Perhaps the best description of Frances Koury’s life in Vicksburg came from her daughter, Connie Hosemann: “She bloomed where she was planted.”
For over 70 years, Koury, who died Friday at the age of 94, served Vicksburg as a businesswoman and a patron of the arts who helped develop the city’s cultural environment.
“Our father was known as the ‘Mayor of Washington Street’ and mama was the First Lady of Vicksburg,” Hosemann said.
“She’s a true Vicksburger. She loved Vicksburg and she’s going to be sorely missed,” Mayor George Flaggs Jr. said. “My heart goes out to the family.
“She was truly a matriarch to her family and she was an ambassador for the city of Vicksburg ever since I’ve known her, and (had) the best little children’s clothing store on Washington Street at one time,” Flaggs continued. “We literally grew up buying clothing from the Kourys; not only me but my children. So there’s about two generations of Flaggs that shopped with the Koury family.”
Koury came to Vicksburg in 1943 and married Ellis Koury after he returned to Vicksburg after World War II.
“His family had a store at 1216 Washington St., The Emporium, that opened in 1928,” she said in a 2014 interview with The Vicksburg Post. “My husband had the shoe store next door. They moved the shoes out of The Emporium and opened Koury’s Shoe Store.”
In 1946, the Kourys bought the larger building and opened Koury’s Children’s Shop, which they operated until retiring in 1997. The shoe store is now Fredrick’s, which is owned by the Kourys’ niece, Norma Massey.
“I’m going to be lost without her, knowing I can’t pick the phone up and talk to her,” Massey said. “I grew up around her at their home; right here with our stores being right next to each other. It’s a big loss to our family. She will be greatly missed.

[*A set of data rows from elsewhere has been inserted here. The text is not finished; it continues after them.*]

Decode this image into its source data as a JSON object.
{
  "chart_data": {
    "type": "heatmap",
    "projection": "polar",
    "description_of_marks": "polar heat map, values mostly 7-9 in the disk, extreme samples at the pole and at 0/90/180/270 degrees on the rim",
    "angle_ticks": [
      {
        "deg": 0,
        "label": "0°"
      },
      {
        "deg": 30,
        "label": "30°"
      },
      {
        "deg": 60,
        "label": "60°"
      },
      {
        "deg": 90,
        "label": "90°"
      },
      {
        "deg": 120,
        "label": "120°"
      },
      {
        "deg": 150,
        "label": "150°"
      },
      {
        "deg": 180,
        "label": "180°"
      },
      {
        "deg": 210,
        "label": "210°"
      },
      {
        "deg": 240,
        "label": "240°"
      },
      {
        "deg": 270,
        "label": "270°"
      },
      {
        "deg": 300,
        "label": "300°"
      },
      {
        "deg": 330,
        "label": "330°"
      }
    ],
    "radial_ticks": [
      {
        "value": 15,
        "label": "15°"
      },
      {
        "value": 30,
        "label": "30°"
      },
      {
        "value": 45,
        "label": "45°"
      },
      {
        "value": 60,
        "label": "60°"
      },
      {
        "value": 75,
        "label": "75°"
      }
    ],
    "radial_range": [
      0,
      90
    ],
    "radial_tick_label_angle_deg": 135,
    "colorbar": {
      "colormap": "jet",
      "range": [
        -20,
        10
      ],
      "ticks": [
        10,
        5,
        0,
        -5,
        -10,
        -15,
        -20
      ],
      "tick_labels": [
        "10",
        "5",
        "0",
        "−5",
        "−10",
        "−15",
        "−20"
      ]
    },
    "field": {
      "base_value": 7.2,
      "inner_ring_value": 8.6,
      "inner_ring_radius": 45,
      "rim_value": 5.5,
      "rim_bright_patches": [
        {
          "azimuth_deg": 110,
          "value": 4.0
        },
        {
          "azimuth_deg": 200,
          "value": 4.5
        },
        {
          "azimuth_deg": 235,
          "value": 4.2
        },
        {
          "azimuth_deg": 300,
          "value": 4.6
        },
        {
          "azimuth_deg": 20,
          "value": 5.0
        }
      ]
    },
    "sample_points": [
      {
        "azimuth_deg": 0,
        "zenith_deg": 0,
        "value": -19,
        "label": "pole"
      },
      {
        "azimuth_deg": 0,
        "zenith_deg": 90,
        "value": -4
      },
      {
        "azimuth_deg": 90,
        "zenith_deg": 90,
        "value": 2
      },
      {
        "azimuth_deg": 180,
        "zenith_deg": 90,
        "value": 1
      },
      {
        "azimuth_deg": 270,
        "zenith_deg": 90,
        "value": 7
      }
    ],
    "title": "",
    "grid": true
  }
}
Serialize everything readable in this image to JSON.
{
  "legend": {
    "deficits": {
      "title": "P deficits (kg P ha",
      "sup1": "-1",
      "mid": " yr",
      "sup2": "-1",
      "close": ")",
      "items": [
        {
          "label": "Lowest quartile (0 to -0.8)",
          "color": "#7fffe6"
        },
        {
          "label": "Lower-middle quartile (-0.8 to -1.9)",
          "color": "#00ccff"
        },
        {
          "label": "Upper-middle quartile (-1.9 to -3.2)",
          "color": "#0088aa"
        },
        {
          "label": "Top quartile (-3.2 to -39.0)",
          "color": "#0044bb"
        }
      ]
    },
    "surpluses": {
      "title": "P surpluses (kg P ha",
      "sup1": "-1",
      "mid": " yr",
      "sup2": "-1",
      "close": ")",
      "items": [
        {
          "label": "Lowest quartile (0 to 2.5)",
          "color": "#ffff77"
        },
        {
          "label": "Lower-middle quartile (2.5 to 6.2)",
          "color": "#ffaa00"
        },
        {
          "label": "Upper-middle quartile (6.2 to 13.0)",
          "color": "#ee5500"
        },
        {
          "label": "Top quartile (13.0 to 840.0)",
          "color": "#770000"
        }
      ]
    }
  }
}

“She was the rock you could always go to if you needed to talk to somebody. She was always there for me and my children and my grandchildren. I’m thankful all my children and grandchildren got to know her. We just enjoyed being with her.”
Koury’s activities in promoting the arts enabled school children to be exposed to classical music. She coordinated events like the annual Memorial Day performance by the Mississippi Symphony Orchestra and the Four Seasons of the Arts program.
In 1990, she published a book of poetry she wrote for events and neighbors.
“The whole community owes her a great deal of thanks for the many things she has done to enhance the culture of Vicksburg,” said Dorothy Brasfield, administrative director of the Church of the Holy Trinity’s Conservatory of the Fine Arts.
“She started the Four Seasons of the Arts, which still functions and is looking forward to carrying her legacy in the years to come,” she said. “We will miss her, but we will know she is watching what we’re doing.”
When the Kourys retired after selling their building in 1997, Hosemann said, her mother’s activities in the community increased.
“It just seemed like she blossomed in retirement,” she said.
And she was always thinking of ways to improve the community.
“When she would come to you and say, ‘I have an idea,’ usually it would all work out because everybody she surrounded herself with was people who supported her and loved her. Even up to when she was 94 and couldn’t do it, they helped her do it.”
The promotion of art included her family.
Kate Knudsen, Hosemann’s sister who lives in California, recalled her mother’s efforts to get her a fine arts scholarship at the Mississippi University for Women. Because there was little art instruction in the high schools at the time she said, she made posters and did drawings on her own. When she went to MUW, Knudsen said, her mother took her portfolio of work and showed it to school officials.
“Mama wanted me to have a scholarship for my art,” she said. “She went up there and flipped through my portfolio. I was almost embarrassed; you would have thought I was an artistic genius. We walked out of there with a scholarship.”
Her mother’s actions, she said, encouraged her and gave her confidence.
“And I look around the city, and I hear people talk all the time about how much she encouraged them and how she believed in people; it inspired you to do your best,” she said. “She made so much stuff happen here.”
“I’ve said this and I mean it,” Hosemann said. “I’ve had to share my mother with a lot of people, but it was an honor to do so.”